Mal made a sudden feint to one side. The bear rose to slap at him, and Mal bounded around it, leaping once more onto its back. As the bear hunched its shoulders, preparing to smack him off again, Mal turned towards Wallace and grinned. “Another thing about demons: I don’t need a portal to cross the river.”
* * * *
Mal buried his claws in the bear’s back and flipped them across the Styx, onto the mortal plane. He brought the bear with him as effortlessly as he’d brought Jessica. They came up on one of the tower landings, and Mal dropped almost from the ceiling, the bear disintegrating beneath him in a shower of bones. Mal snatched up the skull like a prize and flipped himself back across.

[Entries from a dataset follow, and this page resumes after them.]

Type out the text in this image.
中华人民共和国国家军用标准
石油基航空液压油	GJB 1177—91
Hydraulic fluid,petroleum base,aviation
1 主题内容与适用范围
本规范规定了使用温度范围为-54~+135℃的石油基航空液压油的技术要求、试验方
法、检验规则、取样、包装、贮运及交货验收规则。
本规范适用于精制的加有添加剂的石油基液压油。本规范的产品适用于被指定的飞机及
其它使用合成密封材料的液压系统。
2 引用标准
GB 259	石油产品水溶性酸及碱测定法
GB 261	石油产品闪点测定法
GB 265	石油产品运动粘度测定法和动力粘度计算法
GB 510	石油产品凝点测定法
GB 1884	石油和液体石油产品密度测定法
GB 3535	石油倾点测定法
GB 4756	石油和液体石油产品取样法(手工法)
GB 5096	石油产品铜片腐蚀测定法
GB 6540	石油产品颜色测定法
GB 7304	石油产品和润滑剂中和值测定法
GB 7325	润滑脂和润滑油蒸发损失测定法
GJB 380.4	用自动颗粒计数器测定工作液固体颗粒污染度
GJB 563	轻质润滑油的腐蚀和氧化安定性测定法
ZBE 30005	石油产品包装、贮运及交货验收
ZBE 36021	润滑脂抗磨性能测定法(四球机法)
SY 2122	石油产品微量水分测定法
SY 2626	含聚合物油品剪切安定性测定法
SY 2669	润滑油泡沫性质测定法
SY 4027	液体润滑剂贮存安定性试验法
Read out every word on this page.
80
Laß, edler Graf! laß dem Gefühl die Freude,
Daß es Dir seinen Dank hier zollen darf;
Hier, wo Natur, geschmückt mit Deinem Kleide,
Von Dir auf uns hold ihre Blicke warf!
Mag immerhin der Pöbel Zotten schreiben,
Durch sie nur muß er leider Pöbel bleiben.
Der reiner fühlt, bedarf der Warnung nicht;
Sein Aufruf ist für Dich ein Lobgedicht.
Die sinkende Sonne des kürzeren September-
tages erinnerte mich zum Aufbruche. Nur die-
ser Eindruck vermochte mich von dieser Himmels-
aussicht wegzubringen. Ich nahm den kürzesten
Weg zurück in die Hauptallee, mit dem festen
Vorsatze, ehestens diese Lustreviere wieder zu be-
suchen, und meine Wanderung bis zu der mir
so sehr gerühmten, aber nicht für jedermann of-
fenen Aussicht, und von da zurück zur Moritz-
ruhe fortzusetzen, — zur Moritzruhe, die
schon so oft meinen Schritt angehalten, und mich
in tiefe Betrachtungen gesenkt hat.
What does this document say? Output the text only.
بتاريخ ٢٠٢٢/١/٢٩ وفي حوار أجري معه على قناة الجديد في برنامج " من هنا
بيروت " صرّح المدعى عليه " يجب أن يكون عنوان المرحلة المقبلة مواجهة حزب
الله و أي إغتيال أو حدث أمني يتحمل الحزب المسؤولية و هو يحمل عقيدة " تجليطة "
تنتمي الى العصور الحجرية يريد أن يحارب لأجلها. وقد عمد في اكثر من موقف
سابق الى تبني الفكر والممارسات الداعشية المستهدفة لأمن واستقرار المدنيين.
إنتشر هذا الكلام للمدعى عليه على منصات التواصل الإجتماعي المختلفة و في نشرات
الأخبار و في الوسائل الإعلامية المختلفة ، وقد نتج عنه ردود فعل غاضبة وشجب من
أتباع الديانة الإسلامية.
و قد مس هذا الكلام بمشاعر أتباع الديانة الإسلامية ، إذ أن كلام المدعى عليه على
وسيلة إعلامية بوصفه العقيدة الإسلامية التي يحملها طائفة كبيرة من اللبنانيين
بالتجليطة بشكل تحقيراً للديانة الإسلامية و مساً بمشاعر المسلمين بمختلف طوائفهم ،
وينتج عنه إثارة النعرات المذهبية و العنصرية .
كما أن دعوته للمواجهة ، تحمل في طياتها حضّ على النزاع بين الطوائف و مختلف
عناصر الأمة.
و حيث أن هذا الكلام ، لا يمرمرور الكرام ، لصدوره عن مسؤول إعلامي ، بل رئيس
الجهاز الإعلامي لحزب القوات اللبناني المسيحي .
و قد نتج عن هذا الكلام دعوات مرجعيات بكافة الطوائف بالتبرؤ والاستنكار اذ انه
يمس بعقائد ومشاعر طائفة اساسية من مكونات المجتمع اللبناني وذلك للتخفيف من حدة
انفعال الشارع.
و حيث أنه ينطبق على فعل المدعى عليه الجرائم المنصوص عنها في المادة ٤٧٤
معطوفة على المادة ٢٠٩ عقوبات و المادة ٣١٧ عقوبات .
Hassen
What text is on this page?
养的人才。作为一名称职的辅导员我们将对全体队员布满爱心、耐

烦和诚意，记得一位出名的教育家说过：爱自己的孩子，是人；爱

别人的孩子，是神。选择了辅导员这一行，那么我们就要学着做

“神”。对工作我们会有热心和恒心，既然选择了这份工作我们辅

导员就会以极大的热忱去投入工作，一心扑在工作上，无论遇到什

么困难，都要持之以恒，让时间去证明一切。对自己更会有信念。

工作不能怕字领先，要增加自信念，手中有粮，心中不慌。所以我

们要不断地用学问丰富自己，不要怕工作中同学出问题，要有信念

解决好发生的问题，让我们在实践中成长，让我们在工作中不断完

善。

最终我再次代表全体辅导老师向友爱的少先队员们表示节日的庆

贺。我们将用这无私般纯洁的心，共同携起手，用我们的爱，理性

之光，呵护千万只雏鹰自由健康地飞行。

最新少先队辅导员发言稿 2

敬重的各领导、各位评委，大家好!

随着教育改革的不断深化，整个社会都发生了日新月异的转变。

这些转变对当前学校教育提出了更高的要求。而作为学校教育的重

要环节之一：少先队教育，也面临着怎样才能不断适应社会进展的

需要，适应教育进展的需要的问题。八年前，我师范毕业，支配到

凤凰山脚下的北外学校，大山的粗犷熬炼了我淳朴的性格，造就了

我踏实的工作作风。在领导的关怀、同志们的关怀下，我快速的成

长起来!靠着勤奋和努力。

He flung the skull at Wallace as he emerged, streaming blood and magic and the whispering sand-water of the Styx. Wallace was staring at Mal as though he could not believe what had just happened. He looked past him, as though expecting to see the bear rise from the ripples.
As Mal stalked towards him, the necromancer seemed to pull himself together. “I have a gift for you, demon. Your master’s name is Laurence Nigel Crowley.”
“Fascinating,” said Mal, and ripped his head off.
Chapter 46. Human
Jessica stumb
led out of the portal in the middle of Azrael’s tower office, into the comfortingly familiar clutter of books and papers and magical paraphernalia. She noticed, in amazement, that her blue velvet dress was neither torn nor muddy. The illusory river rushed over the floor beneath her. Evening light streamed in through the high windows. Out in the reading room, fireflies were probably glowing. She thought she could hear the harp.
Azrael’s inert body was lying in the middle of the circle. He sat up with a gasp and struggled to his feet just as Mal appeared. The illusory river vanished.
Mal shot up into his human form immediately, his wounds disappearing. He’d given himself trousers, but nothing else. He turned towards Azrael, wild-eyed. “What have you done to me?”
Azrael looked just as shaken. He started to say something, and then Mal grabbed him by the lapel and shoved him backwards against his desk. “You absolute bastard! You made me human!”
“Only a little,” whispered Azrael.
Mal kissed him. It was a ferocious kiss, full of conflicted emotions and as much vinegar as honey. Azrael made a desperate, muffled noise. His body lit up with wards. But Mal was no longer bound, and he knew Azrael’s name. He was exerting all of his considerable power to arouse and seduce, shredding Azrael’s defenses like tissue paper. The wards were melting, dripping blue light onto the tower floor, sizzling.
Mal broke the kiss. “Is it difficult to think with all the blood in your cock?” he hissed.
Azrael was shaking so hard that the desk behind him rattled. He gripped Mal’s shoulders like a man clinging to the edge of a cliff. “Mal, please stop. Please.” He could barely get the words out.
“Mal, don’t,” whispered Jessica. Not like this.
Mal seemed to teeter for a moment, then let out his breath and released Azrael in the same instant. Azrael crumpled against the desk. Mal spun away, pacing around the room as though he were a panther again. “I couldn’t go home!” he wailed. “I couldn’t rejoin my entity! I couldn’t…couldn’t make myself…” He buried his face in his hands. In a smaller voice, he whispered, “I didn’t want to.” He whirled on Azrael again and shouted. “You knew this would happen!”